O halde ne yapmalı? En azından, piyasada karar verme merciindekiler, paraya tapan ruhsuzlardan arındırılsın yeter. Yoksa bu piyasayı biliyorum; bu piyasada herkes birgün kendisine gelecek olan küresel çanak yalayıcılığına soyunma sırasını bekler... Bu çanakta iki anahtar hayali bu ruhsuzlara yeter de artar bile.
Durum budur ve zarları kırmadan çözüm yoktur.
***
Sabah çok erken çıktım evden... İstanbul'u doğudan batıya, iki defa gittim geldim.
Neyse... Gece 23:30...
Acele eve gitmem lazım. Çocuk bir saat önce telefon etti. Anahtarını evde unutmuş, kapı önünde merdivende oturuyor.
Aydos 5 nolu kapının oralardayım. Bir köpek çığlığı duydum. Aynı anda ilerideki virajdan dönen iki farklı araç... Sonra iki köpek, benden tarafa geliyor.
Köpeğin biri sonradan dikkatimi çekti.
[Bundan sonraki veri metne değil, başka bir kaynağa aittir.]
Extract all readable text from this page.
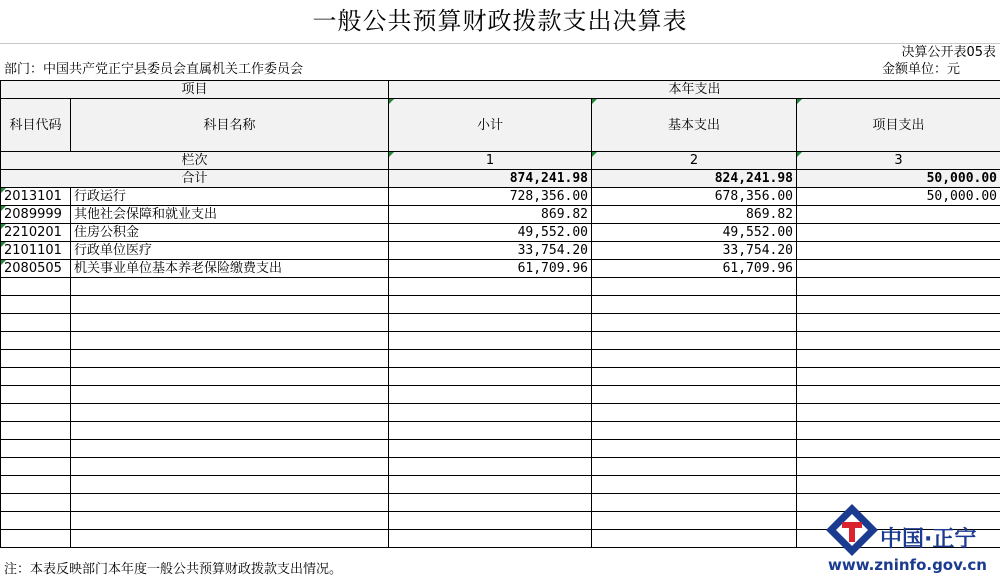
一般公共预算财政拨款支出决算表
决算公开表05表
部门：中国共产党正宁县委员会直属机关工作委员会	金额单位：元
项目		本年支出		
科目代码	科目名称	小计	基本支出	项目支出
栏次		1	2	3
合计		874,241.98	824,241.98	50,000.00
2013101	行政运行	728,356.00	678,356.00	50,000.00
2089999	其他社会保障和就业支出	869.82	869.82	
2210201	住房公积金	49,552.00	49,552.00	
2101101	行政单位医疗	33,754.20	33,754.20	
2080505	机关事业单位基本养老保险缴费支出	61,709.96	61,709.96	

注：本表反映部门本年度一般公共预算财政拨款支出情况。
中国·正宁
www.zninfo.gov.cn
Üç ayak üzerinde, tökezleyerek yürüyor. Yaklaşınca çağırdım.
Sesimi duyunca ikisi de kaçtılar. Tekrar seslendim, çağırdım. Tel örgünün kenarında çömeldim bekledim. Bir şey verecekmiş gibi çağırmaya devam edince sağlam olanı biraz yaklaştı; arkasından da ayağını öne doğru uzatmış olan bakıyordu.
Köpeğin ayağı ezilmiş ve resmen inliyordu.
En son güvenlerini kazandım. Yaralı olanını tuttum. Yoldan geçen araç olsa durduracağım. Bu saatte buralar çok tenha olur.
Çocuk merdivende bekliyor...
Rehberde bir taksi durağı vardı. Aradım... Adres tarif ederken hızlıca iki araç geçti. El ile işaret ederken daha da hızlandı, bir de sert bir korna çaldı. Peş peşe gittiler.
Sonra birden, yaralı köpek yelelerini yumuşakça tuttuğum elimden sıyrıldı. Teldeki aralıktan ormana daldılar. Yaralı olan sızlayarak bir ayağı havada ilerliyordu.
Peşlerinden gitmedim. Taksi durağına adresi tam tarif edememiştim. Çocuk tekrar arıyordu.
Eve geldim ama aklım, şimdi Aydos'un derinliklerinde sızısını ormanla paylaşan o köpekte.